Their classic debate, which unfolded over nine separate nights, is the subject of Best of Enemies, which will be screened at the Canadian International Documentary Festival (Hot Docs). It runs in Toronto from April 23-May 3.
Riveting and entertaining, the film focuses its attention on two gifted debaters at the height of their powers. Although they despised each other, they were both from the same patrician Anglo-Saxon eastern elite, enunciating their complex sentences in plummy, affective and disdainful tones.
Buckley, who had a strong opinion about everything, was the editor of the right-wing National Review magazine, the voice of the American conservative movement. Vidal, the enfant terrible of the American literary scene, was a published novelist and screenwriter who sought a new political and social order in the United States.
Buckley regarded Vidal, a gay man, as an apostate who had betrayed his class and a subversive who was undermining America. Vidal considered Buckley an elitist and a paragon of the anti-democratic right.
In a stinging riposte, Vidal called the National Review “your little magazine.” Hitting back, Buckley said, “Anything complicated confuses Mr. Vidal.” Landing another blow, Vidal exclaimed, “Buckley is always on the right and always in the wrong.”
As they sparred, their verbal firecrackers exploding incandescently, they grinned and grimaced.
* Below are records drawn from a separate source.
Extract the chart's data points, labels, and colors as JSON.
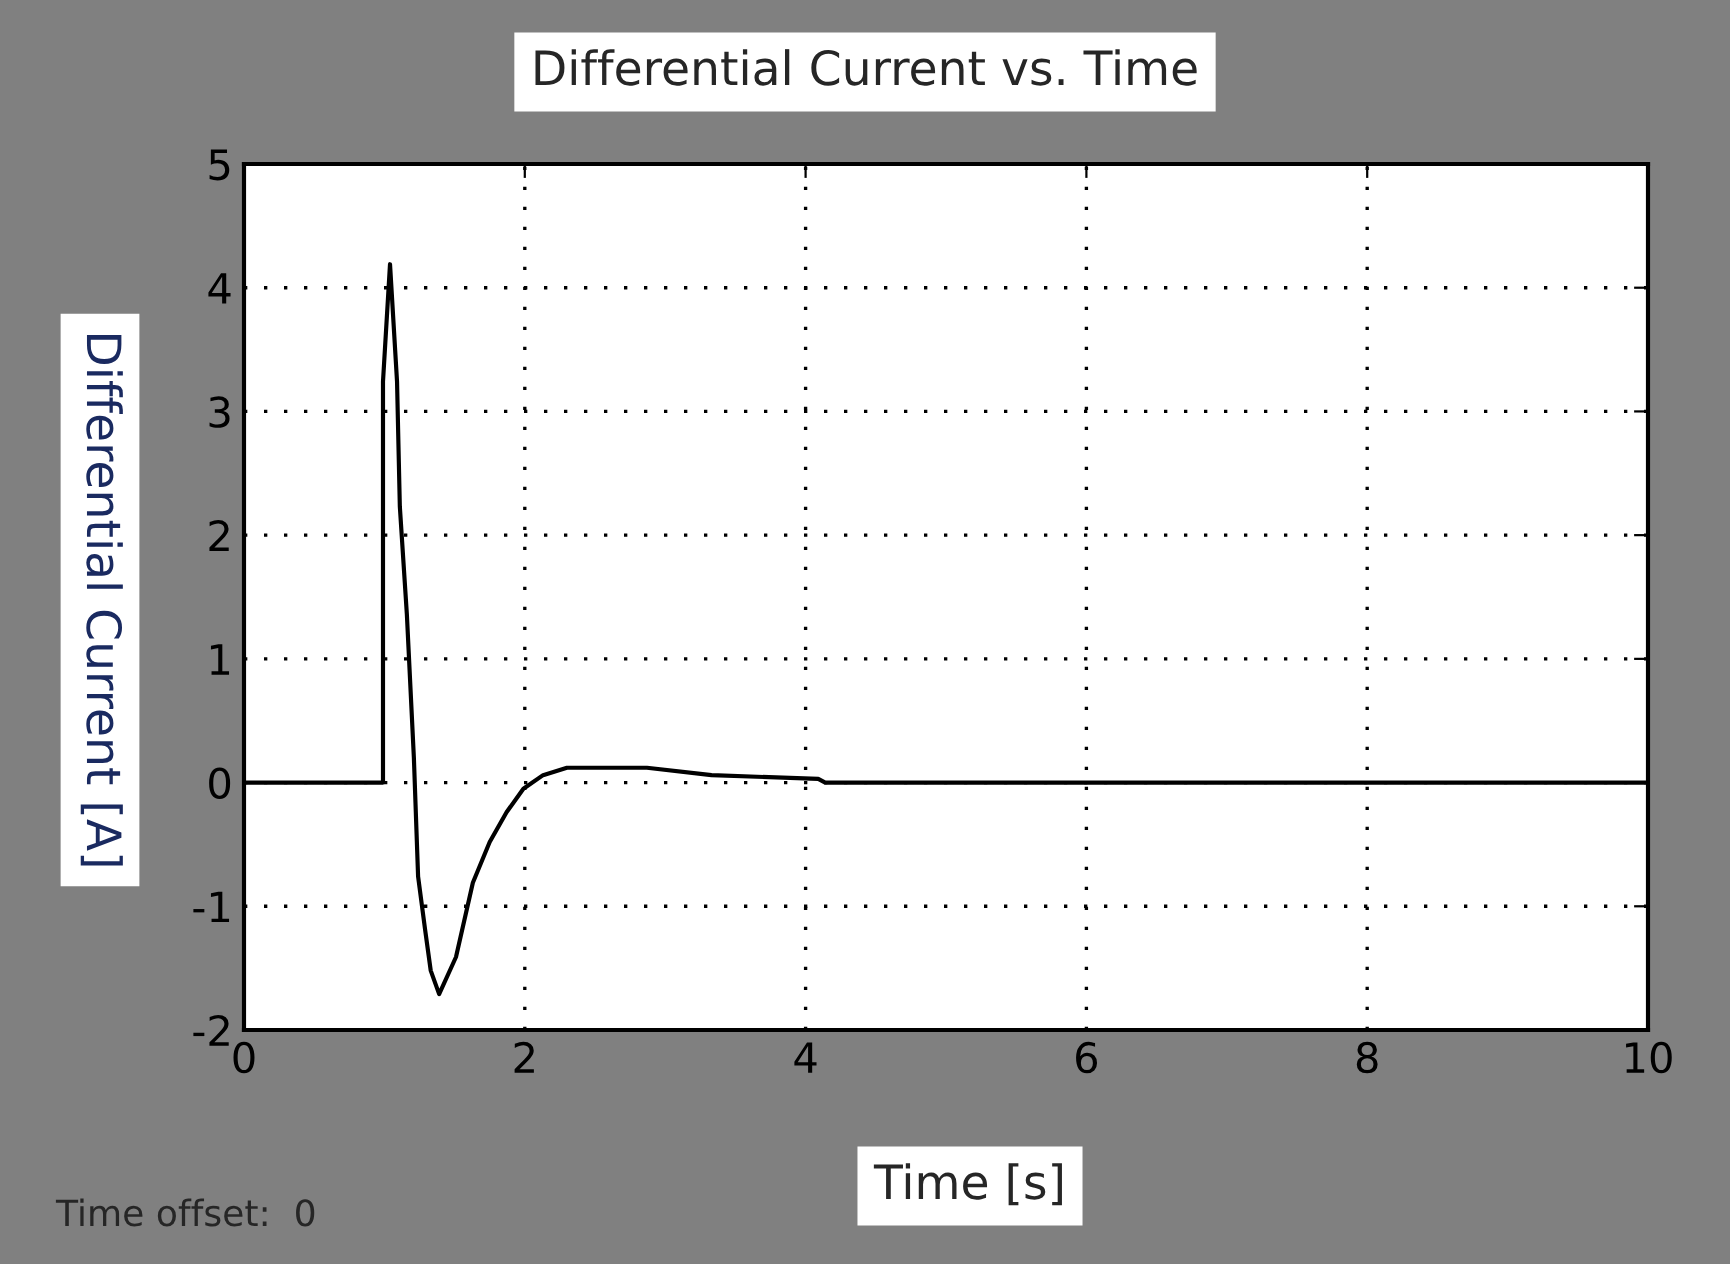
{
  "chart_data": {
    "type": "line",
    "title": "Differential Current vs. Time",
    "xlabel": "Time [s]",
    "ylabel": "Differential Current [A]",
    "annotations": [
      "Time offset:  0"
    ],
    "series": [
      {
        "color": "#000000",
        "x": [
          0,
          0.99,
          0.99,
          1.04,
          1.09,
          1.11,
          1.16,
          1.21,
          1.24,
          1.29,
          1.33,
          1.39,
          1.51,
          1.63,
          1.75,
          1.87,
          1.99,
          2.13,
          2.3,
          2.87,
          3.33,
          4.09,
          4.14,
          10
        ],
        "values": [
          0,
          0,
          3.24,
          4.19,
          3.24,
          2.23,
          1.36,
          0.2,
          -0.76,
          -1.19,
          -1.52,
          -1.71,
          -1.41,
          -0.81,
          -0.48,
          -0.24,
          -0.05,
          0.06,
          0.12,
          0.12,
          0.06,
          0.03,
          0,
          0
        ]
      }
    ],
    "xlim": [
      0,
      10
    ],
    "xticks": [
      0,
      2,
      4,
      6,
      8,
      10
    ],
    "ylim": [
      -2,
      5
    ],
    "yticks": [
      -2,
      -1,
      0,
      1,
      2,
      3,
      4,
      5
    ],
    "grid": true,
    "line_style": "solid",
    "marker": "none",
    "legend": false
  }
}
Although they mocked and interrupted each other constantly and mercilessly, much to the probable delight of ABC, they reached an implicit understanding that they were intellectual equals.
The debate reached its ugly climax when, in a particularly heated moment, Vidal accused Buckley of being a “crypto-Nazi.” Smarting from Vidal’s below-the-belt blast, Buckley launched his own fusillade, branding Vidal a “queer” and threatening to punch him in the face.
Mortified by their acrimonious exchange, Smith said it had contributed more heat than light, a polite way of saying that the pair had departed from the norms of civility. Subsequently, they continued their lively debate in the pages of Esquire and sued each other.
Although Buckley and Vidal are at the center of this fast-moving documentary, Best of Enemies features lucid comments from media critics who dissect their debate and and place it in historic perspective.